Reviewers, like agents and editors, appreciate knowing that the people contacting them took the time to find out their name so, if that was available on their About Me page or in their profile, I wrote it down.
Then I drafted a short email, very similar in tone and content to the kind of query I’d have sent to an agent or editor. The email gave a brief summary of the plot, the page count, information on where and when the book would be published and a few details about my own publishing history. What I didn’t do was attach the manuscript. Instead, I asked them to contact me if they would be interested in receiving a PDF copy of the manuscript to review.
About half never replied at all.
Of the half that got back to me, a handful responded to say that they were backed up and wouldn’t be able to get to Jessamine by my publication date. Fair enough. The rest said they’d be delighted and would I please send the manuscript. To date, of the ones who said they’d do a review, only slightly more than half have followed through and actually done reviews on their blogs and/or at Goodreads or Amazon. Why did those bloggers/reviewers ask for a copy of the manuscript and not do the promised review? I haven’t a clue but I don’t suspect malice – maybe they’ve had a medical or other emergency, maybe they wanted to do it but just haven’t found the time, maybe they started reading it and found it wasn’t quite their cup of tea. There are probably as many reasons as there are reviewers and I’m not going to lose sleep over it. Since I sent the manuscript electronically, it’s not as if I lost out on the postage or am out of pocket in any way and, who knows, maybe they’ll do it at some point in the future.
So what would I advise? A few things.
1. Choose bloggers/reviewers wisely. Research them so you’re not sending historical fiction to someone who mostly reads urban fiction or a thriller to someone who doesn’t often read outside the romance genre.
2. Take the time to learn the blogger’s name and try to personalize your email, insofar as you can. Treat a review request as professionally as you would an agent query.
3. Cast as wide a net as possible. Most writers send out dozens of queries before they land an agent and you should expect to do the same for reviewers. Remember, it’s unlikely that everyone you send a review request to will do one, so the more people you ask, the better.
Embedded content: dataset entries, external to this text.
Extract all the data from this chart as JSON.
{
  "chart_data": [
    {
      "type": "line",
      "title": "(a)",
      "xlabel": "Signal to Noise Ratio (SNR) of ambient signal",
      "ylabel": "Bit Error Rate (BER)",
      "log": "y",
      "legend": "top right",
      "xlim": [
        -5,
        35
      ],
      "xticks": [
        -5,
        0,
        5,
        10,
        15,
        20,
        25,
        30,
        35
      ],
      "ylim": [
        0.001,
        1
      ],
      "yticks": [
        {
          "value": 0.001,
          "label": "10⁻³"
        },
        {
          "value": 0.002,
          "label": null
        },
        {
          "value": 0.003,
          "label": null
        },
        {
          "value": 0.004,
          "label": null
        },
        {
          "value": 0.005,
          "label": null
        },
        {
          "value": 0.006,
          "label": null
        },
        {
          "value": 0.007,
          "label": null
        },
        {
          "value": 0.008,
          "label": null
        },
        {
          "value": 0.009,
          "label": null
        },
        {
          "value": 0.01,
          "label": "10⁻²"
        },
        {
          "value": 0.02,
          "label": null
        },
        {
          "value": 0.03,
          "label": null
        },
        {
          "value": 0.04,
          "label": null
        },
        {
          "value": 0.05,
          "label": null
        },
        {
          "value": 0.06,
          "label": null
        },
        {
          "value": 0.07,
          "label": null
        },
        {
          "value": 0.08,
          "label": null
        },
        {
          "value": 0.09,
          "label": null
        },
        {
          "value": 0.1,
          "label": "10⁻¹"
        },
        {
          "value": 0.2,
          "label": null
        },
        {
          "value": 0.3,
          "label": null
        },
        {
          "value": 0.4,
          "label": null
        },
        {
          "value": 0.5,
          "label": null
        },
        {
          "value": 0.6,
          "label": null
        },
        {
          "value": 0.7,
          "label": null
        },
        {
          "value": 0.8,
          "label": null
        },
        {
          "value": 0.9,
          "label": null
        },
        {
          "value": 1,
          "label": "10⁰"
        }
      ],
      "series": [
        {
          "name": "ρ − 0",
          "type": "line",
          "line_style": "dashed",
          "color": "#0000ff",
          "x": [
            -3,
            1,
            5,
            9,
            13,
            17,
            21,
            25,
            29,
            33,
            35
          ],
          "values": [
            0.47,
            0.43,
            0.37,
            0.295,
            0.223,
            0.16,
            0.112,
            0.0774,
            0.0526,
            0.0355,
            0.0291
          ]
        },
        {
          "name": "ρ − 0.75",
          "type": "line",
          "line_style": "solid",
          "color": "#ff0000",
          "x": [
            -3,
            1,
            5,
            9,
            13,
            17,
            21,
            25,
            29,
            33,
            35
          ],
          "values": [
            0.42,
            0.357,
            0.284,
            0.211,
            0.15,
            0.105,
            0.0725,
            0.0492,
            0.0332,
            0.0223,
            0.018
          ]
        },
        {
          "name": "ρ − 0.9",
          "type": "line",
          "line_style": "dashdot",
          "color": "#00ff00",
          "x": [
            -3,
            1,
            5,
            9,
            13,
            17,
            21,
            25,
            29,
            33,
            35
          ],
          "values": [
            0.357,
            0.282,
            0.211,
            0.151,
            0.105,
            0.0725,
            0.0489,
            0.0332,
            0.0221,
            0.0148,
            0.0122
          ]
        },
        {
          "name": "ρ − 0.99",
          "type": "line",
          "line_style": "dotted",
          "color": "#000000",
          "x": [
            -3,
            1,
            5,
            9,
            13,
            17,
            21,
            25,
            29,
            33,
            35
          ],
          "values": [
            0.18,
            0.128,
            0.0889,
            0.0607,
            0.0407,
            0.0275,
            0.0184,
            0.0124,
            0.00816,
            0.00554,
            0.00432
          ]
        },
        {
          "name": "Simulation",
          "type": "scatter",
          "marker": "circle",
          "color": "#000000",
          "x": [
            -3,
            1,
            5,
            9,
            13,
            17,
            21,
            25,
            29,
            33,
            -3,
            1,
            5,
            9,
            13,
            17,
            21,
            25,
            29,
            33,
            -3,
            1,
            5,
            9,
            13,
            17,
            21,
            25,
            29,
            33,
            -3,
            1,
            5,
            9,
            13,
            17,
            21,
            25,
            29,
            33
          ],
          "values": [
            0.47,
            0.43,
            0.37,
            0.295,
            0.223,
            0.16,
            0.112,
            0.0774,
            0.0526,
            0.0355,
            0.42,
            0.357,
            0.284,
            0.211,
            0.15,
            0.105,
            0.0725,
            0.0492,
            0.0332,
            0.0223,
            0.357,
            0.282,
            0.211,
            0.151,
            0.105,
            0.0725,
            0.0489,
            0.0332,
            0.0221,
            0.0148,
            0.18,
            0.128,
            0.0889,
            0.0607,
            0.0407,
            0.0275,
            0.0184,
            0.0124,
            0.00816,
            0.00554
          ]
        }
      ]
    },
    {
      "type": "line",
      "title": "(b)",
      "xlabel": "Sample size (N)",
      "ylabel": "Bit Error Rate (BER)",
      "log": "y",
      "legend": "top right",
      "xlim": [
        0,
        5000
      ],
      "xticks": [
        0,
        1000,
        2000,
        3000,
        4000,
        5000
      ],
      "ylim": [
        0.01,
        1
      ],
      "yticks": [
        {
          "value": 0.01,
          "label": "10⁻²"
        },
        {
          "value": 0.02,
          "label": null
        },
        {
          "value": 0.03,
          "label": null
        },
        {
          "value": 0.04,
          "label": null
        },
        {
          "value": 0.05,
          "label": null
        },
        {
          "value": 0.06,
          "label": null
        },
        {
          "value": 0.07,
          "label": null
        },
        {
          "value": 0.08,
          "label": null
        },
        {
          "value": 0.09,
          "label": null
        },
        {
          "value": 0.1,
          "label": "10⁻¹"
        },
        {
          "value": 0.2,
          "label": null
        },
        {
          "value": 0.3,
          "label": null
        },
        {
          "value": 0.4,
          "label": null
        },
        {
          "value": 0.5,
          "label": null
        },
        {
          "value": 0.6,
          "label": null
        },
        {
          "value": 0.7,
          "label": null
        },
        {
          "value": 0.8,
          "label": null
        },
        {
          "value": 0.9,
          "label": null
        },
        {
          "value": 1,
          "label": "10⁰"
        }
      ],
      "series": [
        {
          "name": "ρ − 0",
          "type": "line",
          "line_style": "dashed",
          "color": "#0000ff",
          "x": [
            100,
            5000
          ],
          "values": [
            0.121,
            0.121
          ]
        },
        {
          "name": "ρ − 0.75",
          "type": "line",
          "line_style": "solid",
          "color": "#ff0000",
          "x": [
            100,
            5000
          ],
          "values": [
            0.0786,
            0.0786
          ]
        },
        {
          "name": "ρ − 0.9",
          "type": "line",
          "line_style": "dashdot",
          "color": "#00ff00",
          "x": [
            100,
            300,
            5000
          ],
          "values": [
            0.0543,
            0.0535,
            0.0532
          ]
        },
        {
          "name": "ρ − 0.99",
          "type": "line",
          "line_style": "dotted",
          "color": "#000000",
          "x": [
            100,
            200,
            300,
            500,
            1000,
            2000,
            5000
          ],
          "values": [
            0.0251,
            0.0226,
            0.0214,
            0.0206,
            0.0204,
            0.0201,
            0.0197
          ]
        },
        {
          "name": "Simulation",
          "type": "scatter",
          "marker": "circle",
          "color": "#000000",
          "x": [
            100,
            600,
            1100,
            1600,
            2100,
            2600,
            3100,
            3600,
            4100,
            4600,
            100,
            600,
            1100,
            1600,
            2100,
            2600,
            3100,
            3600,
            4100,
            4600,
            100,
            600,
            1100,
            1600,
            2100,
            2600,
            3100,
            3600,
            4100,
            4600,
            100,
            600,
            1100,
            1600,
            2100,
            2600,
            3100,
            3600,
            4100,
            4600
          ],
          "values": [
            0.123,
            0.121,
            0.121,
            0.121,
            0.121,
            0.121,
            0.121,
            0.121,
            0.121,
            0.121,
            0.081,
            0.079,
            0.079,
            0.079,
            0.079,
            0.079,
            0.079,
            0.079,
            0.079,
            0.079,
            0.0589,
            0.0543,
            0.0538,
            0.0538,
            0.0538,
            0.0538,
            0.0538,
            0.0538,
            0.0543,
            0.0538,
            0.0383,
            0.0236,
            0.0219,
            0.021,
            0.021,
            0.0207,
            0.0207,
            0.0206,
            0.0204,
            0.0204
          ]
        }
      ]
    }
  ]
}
4. Don’t hound them. I have not contacted any of those who received a copy of Jessamine but never posted a review. Maybe they’ll get to it, maybe they won’t but, right now, I’m concentrating on finishing up the edits to my next novel.
5. Thank the reviewers who followed-through, even when they didn’t love your book or gave you less stars than you think you deserve. If you’ve got a back-list, consider rewarding reviewers of your latest book with a copy of a past release. If you’re offering a novel or novella free for a short time, make sure to send an email about it to everybody who has ever reviewed you. It’s a nice way of saying thanks and maybe you’ll get another review out of it.
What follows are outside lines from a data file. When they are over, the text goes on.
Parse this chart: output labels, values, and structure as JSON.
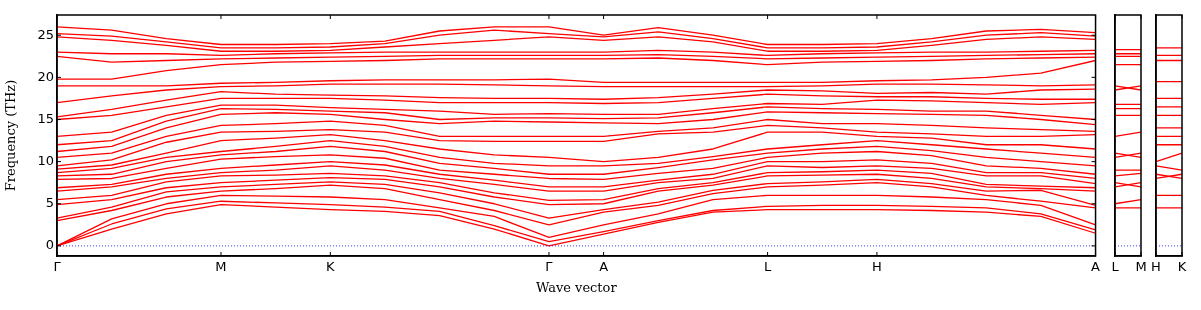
{
  "chart_data": [
    {
      "type": "line",
      "xlabel": "Wave vector",
      "ylabel": "Frequency (THz)",
      "categories": [
        "Γ",
        null,
        null,
        "M",
        null,
        "K",
        null,
        null,
        null,
        "Γ",
        "A",
        null,
        null,
        "L",
        null,
        "H",
        null,
        null,
        null,
        "A"
      ],
      "ylim": [
        -1.2,
        27.4
      ],
      "yticks": [
        0,
        5,
        10,
        15,
        20,
        25
      ],
      "ref_lines": [
        {
          "axis": "y",
          "value": 0,
          "color": "#0000ff",
          "line_style": "dotted"
        }
      ],
      "series": [
        {
          "color": "#ff0000",
          "values": [
            0,
            2.0,
            3.8,
            4.9,
            4.6,
            4.3,
            4.1,
            3.6,
            2.0,
            0,
            1.4,
            2.8,
            4.0,
            4.3,
            4.3,
            4.3,
            4.2,
            4.0,
            3.5,
            1.5
          ]
        },
        {
          "color": "#ff0000",
          "values": [
            0,
            2.6,
            4.4,
            5.3,
            5.1,
            4.9,
            4.6,
            4.1,
            2.4,
            0.5,
            1.7,
            3.0,
            4.2,
            4.7,
            4.8,
            4.8,
            4.7,
            4.5,
            3.8,
            1.9
          ]
        },
        {
          "color": "#ff0000",
          "values": [
            0,
            3.2,
            5.0,
            6.0,
            5.9,
            5.8,
            5.5,
            4.5,
            3.5,
            1.0,
            2.5,
            3.8,
            5.5,
            6.0,
            6.0,
            6.0,
            5.8,
            5.5,
            4.8,
            2.5
          ]
        },
        {
          "color": "#ff0000",
          "values": [
            3.0,
            4.2,
            5.8,
            6.5,
            6.8,
            7.2,
            6.8,
            5.5,
            4.2,
            2.5,
            4.0,
            4.8,
            6.2,
            7.0,
            7.2,
            7.5,
            7.0,
            6.0,
            5.3,
            4.5
          ]
        },
        {
          "color": "#ff0000",
          "values": [
            3.3,
            4.6,
            6.4,
            7.0,
            7.3,
            7.6,
            7.3,
            6.3,
            5.0,
            3.3,
            4.3,
            5.2,
            6.6,
            7.4,
            7.6,
            7.9,
            7.4,
            6.5,
            6.6,
            4.8
          ]
        },
        {
          "color": "#ff0000",
          "values": [
            4.9,
            5.5,
            6.9,
            7.5,
            7.8,
            8.1,
            7.9,
            7.0,
            5.8,
            4.9,
            5.0,
            6.5,
            7.2,
            8.3,
            8.4,
            8.5,
            8.0,
            7.0,
            6.8,
            6.5
          ]
        },
        {
          "color": "#ff0000",
          "values": [
            5.5,
            6.0,
            7.6,
            8.3,
            8.4,
            8.6,
            8.3,
            7.5,
            6.3,
            5.4,
            5.5,
            6.8,
            7.5,
            8.7,
            8.8,
            9.0,
            8.6,
            7.3,
            7.1,
            6.9
          ]
        },
        {
          "color": "#ff0000",
          "values": [
            6.5,
            7.0,
            8.0,
            8.7,
            9.0,
            9.5,
            9.0,
            8.0,
            7.3,
            6.5,
            6.5,
            7.5,
            8.0,
            9.5,
            9.3,
            9.5,
            9.2,
            8.3,
            8.3,
            7.4
          ]
        },
        {
          "color": "#ff0000",
          "values": [
            6.9,
            7.3,
            8.5,
            9.2,
            9.6,
            10.0,
            9.6,
            8.5,
            7.8,
            7.0,
            7.0,
            7.8,
            8.5,
            10.0,
            10.0,
            10.2,
            9.8,
            8.7,
            8.7,
            8.0
          ]
        },
        {
          "color": "#ff0000",
          "values": [
            7.9,
            8.0,
            9.2,
            10.3,
            10.6,
            10.8,
            10.4,
            9.0,
            8.5,
            8.0,
            7.9,
            8.6,
            9.2,
            10.5,
            11.0,
            11.2,
            10.7,
            9.5,
            9.2,
            8.5
          ]
        },
        {
          "color": "#ff0000",
          "values": [
            8.3,
            8.5,
            10.0,
            10.8,
            11.2,
            11.8,
            11.2,
            9.8,
            9.2,
            8.5,
            8.5,
            9.3,
            10.2,
            11.0,
            11.5,
            11.8,
            11.3,
            10.5,
            10.0,
            9.5
          ]
        },
        {
          "color": "#ff0000",
          "values": [
            8.7,
            9.2,
            10.5,
            11.2,
            11.8,
            12.5,
            11.8,
            10.5,
            9.8,
            9.5,
            9.5,
            9.8,
            10.6,
            11.5,
            12.0,
            12.5,
            12.0,
            11.5,
            11.0,
            10.5
          ]
        },
        {
          "color": "#ff0000",
          "values": [
            9.1,
            9.6,
            11.0,
            12.5,
            12.8,
            13.2,
            12.5,
            11.5,
            10.8,
            10.5,
            10.0,
            10.5,
            11.5,
            13.5,
            13.5,
            13.0,
            12.8,
            12.0,
            12.0,
            11.5
          ]
        },
        {
          "color": "#ff0000",
          "values": [
            9.5,
            10.2,
            12.3,
            13.5,
            13.6,
            13.8,
            13.5,
            12.5,
            12.4,
            12.4,
            12.4,
            13.3,
            13.5,
            14.3,
            14.0,
            13.5,
            13.3,
            13.0,
            13.0,
            13.2
          ]
        },
        {
          "color": "#ff0000",
          "values": [
            10.5,
            11.0,
            13.0,
            14.3,
            14.5,
            14.8,
            14.3,
            13.0,
            13.0,
            13.0,
            13.0,
            13.6,
            14.0,
            15.0,
            14.5,
            14.5,
            14.3,
            14.0,
            13.8,
            13.6
          ]
        },
        {
          "color": "#ff0000",
          "values": [
            11.2,
            11.8,
            14.0,
            15.6,
            15.8,
            15.6,
            15.0,
            14.5,
            14.8,
            14.7,
            14.6,
            14.5,
            15.0,
            15.9,
            15.8,
            15.7,
            15.6,
            15.5,
            15.0,
            14.4
          ]
        },
        {
          "color": "#ff0000",
          "values": [
            12.0,
            12.5,
            14.8,
            16.3,
            16.2,
            16.0,
            15.8,
            15.0,
            15.2,
            15.2,
            15.1,
            15.2,
            15.8,
            16.5,
            16.3,
            16.2,
            16.0,
            16.0,
            15.5,
            15.0
          ]
        },
        {
          "color": "#ff0000",
          "values": [
            13.0,
            13.5,
            15.5,
            16.7,
            16.7,
            16.4,
            16.2,
            16.0,
            15.6,
            15.7,
            15.6,
            15.6,
            16.3,
            16.9,
            16.8,
            17.3,
            17.2,
            17.0,
            16.8,
            17.0
          ]
        },
        {
          "color": "#ff0000",
          "values": [
            15.0,
            15.5,
            16.5,
            17.5,
            17.5,
            17.5,
            17.3,
            17.0,
            17.0,
            17.0,
            16.9,
            17.0,
            17.5,
            18.0,
            17.8,
            17.7,
            17.7,
            17.5,
            17.4,
            17.4
          ]
        },
        {
          "color": "#ff0000",
          "values": [
            15.3,
            16.2,
            17.3,
            18.3,
            18.0,
            17.9,
            17.8,
            17.6,
            17.5,
            17.5,
            17.4,
            17.6,
            18.0,
            18.5,
            18.4,
            18.1,
            18.2,
            18.0,
            18.5,
            18.6
          ]
        },
        {
          "color": "#ff0000",
          "values": [
            17.0,
            17.8,
            18.5,
            18.9,
            19.0,
            19.2,
            19.2,
            19.2,
            19.1,
            19.0,
            18.9,
            18.9,
            18.9,
            18.9,
            19.0,
            19.2,
            19.2,
            19.1,
            19.0,
            19.1
          ]
        },
        {
          "color": "#ff0000",
          "values": [
            19.0,
            19.0,
            19.0,
            19.3,
            19.4,
            19.6,
            19.7,
            19.7,
            19.7,
            19.8,
            19.4,
            19.4,
            19.4,
            19.4,
            19.4,
            19.6,
            19.7,
            20.0,
            20.5,
            22.0
          ]
        },
        {
          "color": "#ff0000",
          "values": [
            19.8,
            19.8,
            20.8,
            21.5,
            21.8,
            21.9,
            22.0,
            22.2,
            22.2,
            22.2,
            22.2,
            22.3,
            22.0,
            21.5,
            21.8,
            21.9,
            22.0,
            22.2,
            22.3,
            22.4
          ]
        },
        {
          "color": "#ff0000",
          "values": [
            22.5,
            21.8,
            22.0,
            22.2,
            22.3,
            22.4,
            22.5,
            22.6,
            22.6,
            22.6,
            22.6,
            22.7,
            22.5,
            22.2,
            22.3,
            22.4,
            22.5,
            22.6,
            22.7,
            22.8
          ]
        },
        {
          "color": "#ff0000",
          "values": [
            23.0,
            22.8,
            22.8,
            22.6,
            22.8,
            22.9,
            23.0,
            23.0,
            23.0,
            23.0,
            23.0,
            23.2,
            23.0,
            22.6,
            22.8,
            22.9,
            23.0,
            23.0,
            23.1,
            23.2
          ]
        },
        {
          "color": "#ff0000",
          "values": [
            24.8,
            24.4,
            23.8,
            23.1,
            23.1,
            23.2,
            23.6,
            24.0,
            24.4,
            24.8,
            24.4,
            24.8,
            24.2,
            23.1,
            23.1,
            23.2,
            23.8,
            24.5,
            24.8,
            24.5
          ]
        },
        {
          "color": "#ff0000",
          "values": [
            25.2,
            24.9,
            24.2,
            23.5,
            23.5,
            23.6,
            24.0,
            25.0,
            25.6,
            25.2,
            24.8,
            25.4,
            24.6,
            23.5,
            23.5,
            23.6,
            24.2,
            25.0,
            25.3,
            24.9
          ]
        },
        {
          "color": "#ff0000",
          "values": [
            26.0,
            25.6,
            24.6,
            23.9,
            23.9,
            24.0,
            24.3,
            25.5,
            26.0,
            26.0,
            25.0,
            25.9,
            25.0,
            23.9,
            23.9,
            24.0,
            24.6,
            25.5,
            25.7,
            25.3
          ]
        }
      ]
    },
    {
      "type": "line",
      "categories": [
        "L",
        "M"
      ],
      "tick_labels": "x",
      "ylim": [
        -1.2,
        27.4
      ],
      "ref_lines": [
        {
          "axis": "y",
          "value": 0,
          "color": "#0000ff",
          "line_style": "dotted"
        }
      ],
      "series": [
        {
          "color": "#ff0000",
          "values": [
            4.5,
            4.5
          ]
        },
        {
          "color": "#ff0000",
          "values": [
            5.0,
            5.5
          ]
        },
        {
          "color": "#ff0000",
          "values": [
            7.0,
            7.5
          ]
        },
        {
          "color": "#ff0000",
          "values": [
            7.5,
            7.0
          ]
        },
        {
          "color": "#ff0000",
          "values": [
            8.3,
            8.6
          ]
        },
        {
          "color": "#ff0000",
          "values": [
            9.0,
            9.0
          ]
        },
        {
          "color": "#ff0000",
          "values": [
            10.5,
            11.0
          ]
        },
        {
          "color": "#ff0000",
          "values": [
            11.0,
            10.5
          ]
        },
        {
          "color": "#ff0000",
          "values": [
            13.0,
            13.5
          ]
        },
        {
          "color": "#ff0000",
          "values": [
            15.5,
            15.5
          ]
        },
        {
          "color": "#ff0000",
          "values": [
            16.3,
            16.3
          ]
        },
        {
          "color": "#ff0000",
          "values": [
            16.8,
            16.8
          ]
        },
        {
          "color": "#ff0000",
          "values": [
            18.5,
            19.0
          ]
        },
        {
          "color": "#ff0000",
          "values": [
            19.0,
            18.5
          ]
        },
        {
          "color": "#ff0000",
          "values": [
            21.5,
            21.5
          ]
        },
        {
          "color": "#ff0000",
          "values": [
            22.5,
            22.5
          ]
        },
        {
          "color": "#ff0000",
          "values": [
            22.8,
            22.8
          ]
        },
        {
          "color": "#ff0000",
          "values": [
            23.3,
            23.3
          ]
        }
      ]
    },
    {
      "type": "line",
      "categories": [
        "H",
        "K"
      ],
      "tick_labels": "x",
      "ylim": [
        -1.2,
        27.4
      ],
      "ref_lines": [
        {
          "axis": "y",
          "value": 0,
          "color": "#0000ff",
          "line_style": "dotted"
        }
      ],
      "series": [
        {
          "color": "#ff0000",
          "values": [
            4.5,
            4.5
          ]
        },
        {
          "color": "#ff0000",
          "values": [
            6.0,
            6.0
          ]
        },
        {
          "color": "#ff0000",
          "values": [
            8.0,
            8.5
          ]
        },
        {
          "color": "#ff0000",
          "values": [
            8.5,
            8.0
          ]
        },
        {
          "color": "#ff0000",
          "values": [
            9.5,
            9.0
          ]
        },
        {
          "color": "#ff0000",
          "values": [
            10.0,
            11.0
          ]
        },
        {
          "color": "#ff0000",
          "values": [
            12.0,
            12.0
          ]
        },
        {
          "color": "#ff0000",
          "values": [
            13.0,
            13.0
          ]
        },
        {
          "color": "#ff0000",
          "values": [
            14.0,
            14.0
          ]
        },
        {
          "color": "#ff0000",
          "values": [
            15.5,
            15.5
          ]
        },
        {
          "color": "#ff0000",
          "values": [
            16.5,
            16.5
          ]
        },
        {
          "color": "#ff0000",
          "values": [
            17.5,
            17.5
          ]
        },
        {
          "color": "#ff0000",
          "values": [
            19.5,
            19.5
          ]
        },
        {
          "color": "#ff0000",
          "values": [
            22.0,
            22.0
          ]
        },
        {
          "color": "#ff0000",
          "values": [
            22.6,
            22.6
          ]
        },
        {
          "color": "#ff0000",
          "values": [
            23.5,
            23.5
          ]
        }
      ]
    }
  ]
}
6. Never, ever get into a debate on the merits of your work with a reviewer. If someone didn’t like your book, never mind, move on. Even if their review was scathingly over the top, even if you felt personally attacked, move on. Readers may not notice when you take the high road, but they will certainly notice when you don’t. Pour all your bile and vitriol into the characterization of the villain in your next book, see if there’s anything at all you can learn from the negative review, and MOVE ON.